Sarebbe auspicabile che le forze più responsabili presenti nel parlamento, nell’incapacità sin qui dimostrata di giungere a soluzioni di riforma costituzionale condivise, concordassero sull’idea di passare dall’attuale governo tecnico a un governo di ampie intese che alle prossime elezioni abbinasse l’elezione di un’assemblea costituente, con voto proporzionale e sbarramento al 5%, per definire, tempo un anno, il nuovo assetto costituzionale dell’Italia.
 
Sei o al massimo sette macroregioni, eliminazione totale delle province e accorpamento dei comuni sotto la soglia dei 10.000 ab. sono le precondizioni per rendere concretamente attuabile quel federalismo fiscale, sin qui solo predicato, unico serio antidoto a tutte le contraddittorie e insufficienti politiche dei tagli lineari od obliqui di cui anche in questi giorni il governo tecnico sta dando triste spettacolo.
 
E, contemporaneamente, un profondo rinnovamento dei partiti e della politica con la formazione di schieramenti omogenei al quadro politico e parlamentare europeo.
E’ questo il compito che spetta alla nuova Democrazia Cristiana che uscirà dal prossimo congresso, il XIX della storia del glorioso partito dello scudocrociato.
Non vogliamo essere la stampella né del centro-destra, né del centro-sinistra.
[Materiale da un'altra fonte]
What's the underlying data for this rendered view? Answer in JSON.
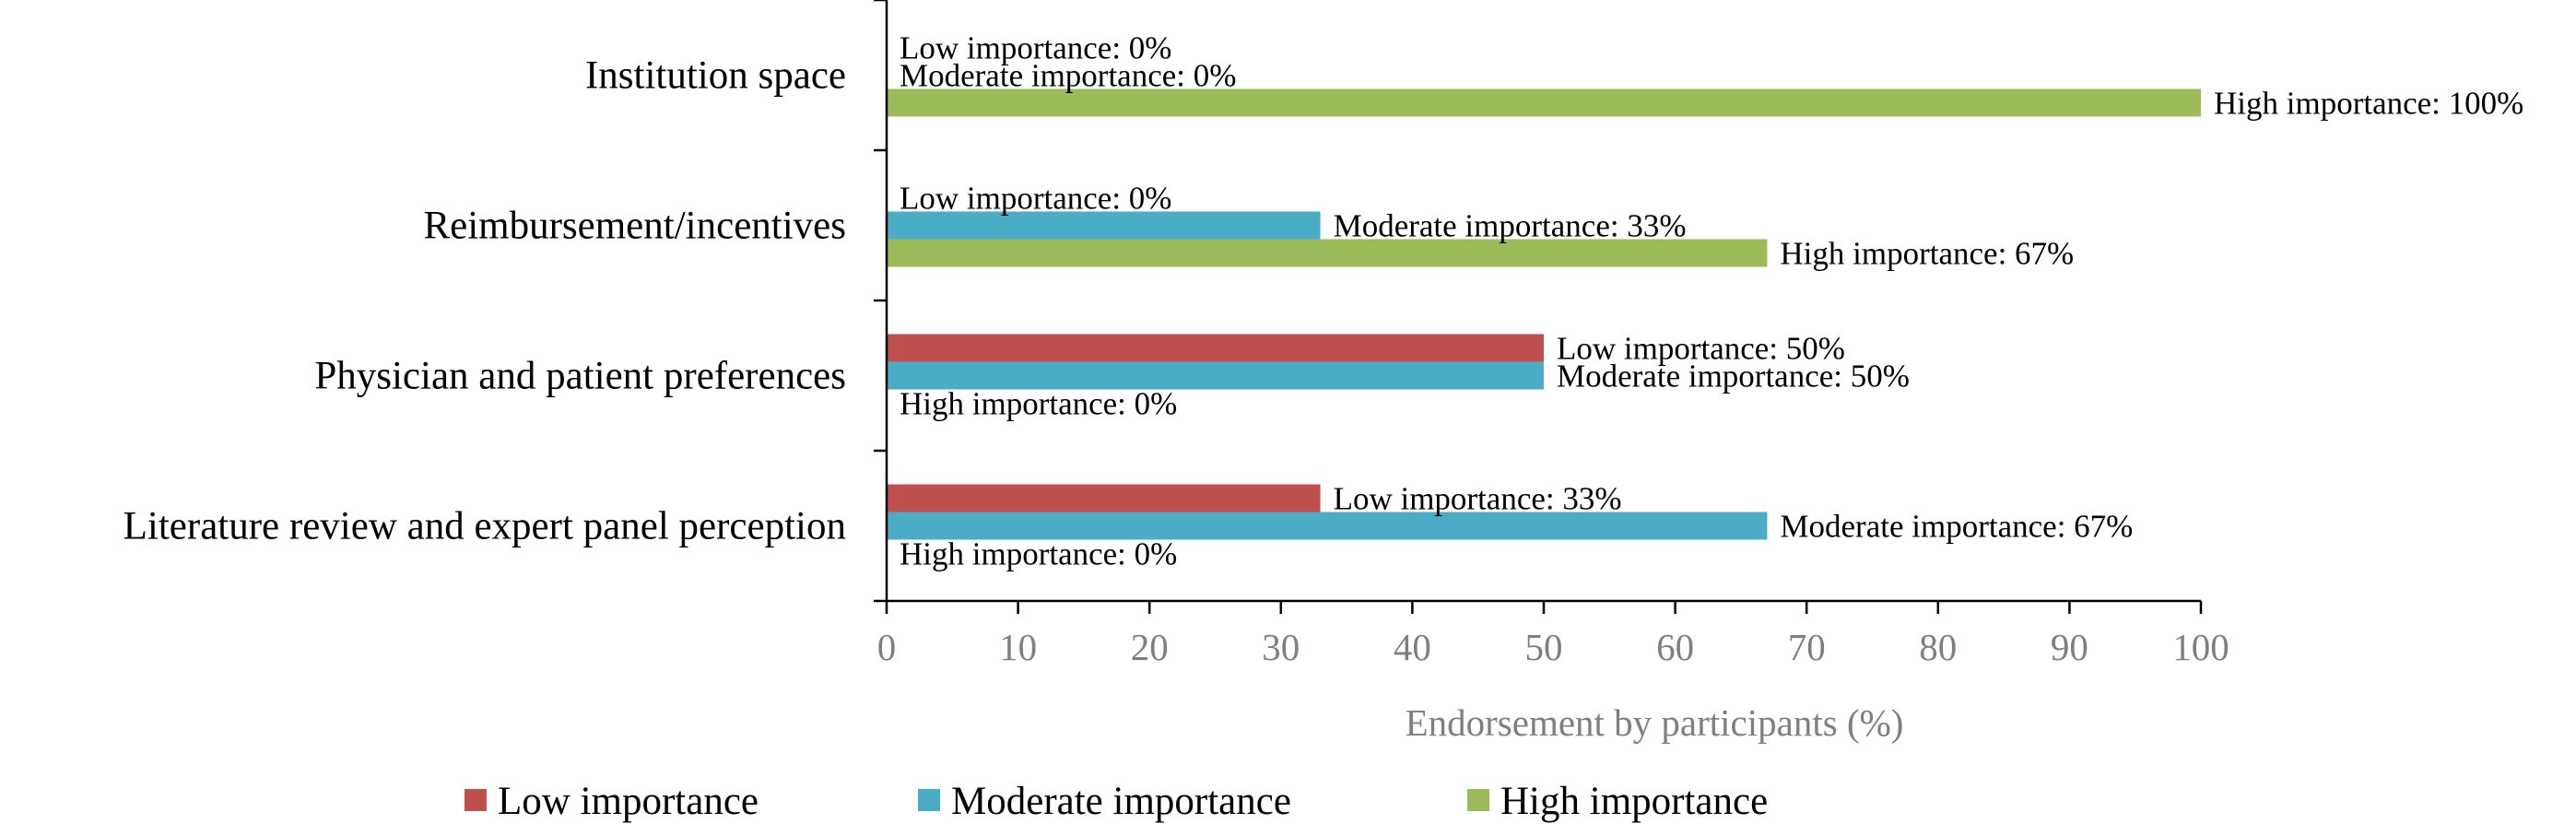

Abbiamo l’orgoglio e l’ambizione di poter offrire all’Italia una nuova speranza e la sicura garanzia di una governabilità fondata sul primato della persona, della famiglia e del bene comune, animati da un responsabile “interesse disinteressato” e dalla volontà di consegnare il testimone politico dei democratici cristiani alle nuove generazioni.
 
In queste settimane in cui incontriamo tanti amici nelle diverse regioni e province italiane, riscontriamo una grande volontà di riscatto e desiderio di autentica partecipazione politica. Quella partecipazione che è mancata in questi vent’anni nei partiti a conduzione cesaristica e personalistica, capaci solo di nominare una classe dirigente di cortigiani privi di qualsivoglia rappresentatività di reali interessi e valori della società civile, fondamentalmente impegnati a garantire se stessi nella fedeltà obbligatoria al padrino-padrone di turno.
 
Insieme alla nostra gente, ancora presente in tutte le contrade italiane, che ricordano con nostalgia e speranza il ruolo e l’azione dei democratici cristiani a livello locale, nazionale e in Europa, ai giovani e alle donne che chiedono più ampia rappresentanza e partecipazione, definiremo un programma per l’Italia e l’Europa all’altezza delle difficoltà e dei bisogni esistenti e organizzeremo un partito aperto, dei centri di cultura e partecipazione politica in ogni città e paese con a lato una fondazione in grado di raccogliere in via esclusiva i contributi che i privati intenderanno offrire per portare avanti le idee ricostruttive dell’Italia del XXI secolo ispirate ai valori dei “Liberi e Forti”, in continuità con una tradizione e una cultura politica di cui il Paese ha ancora assoluta necessità.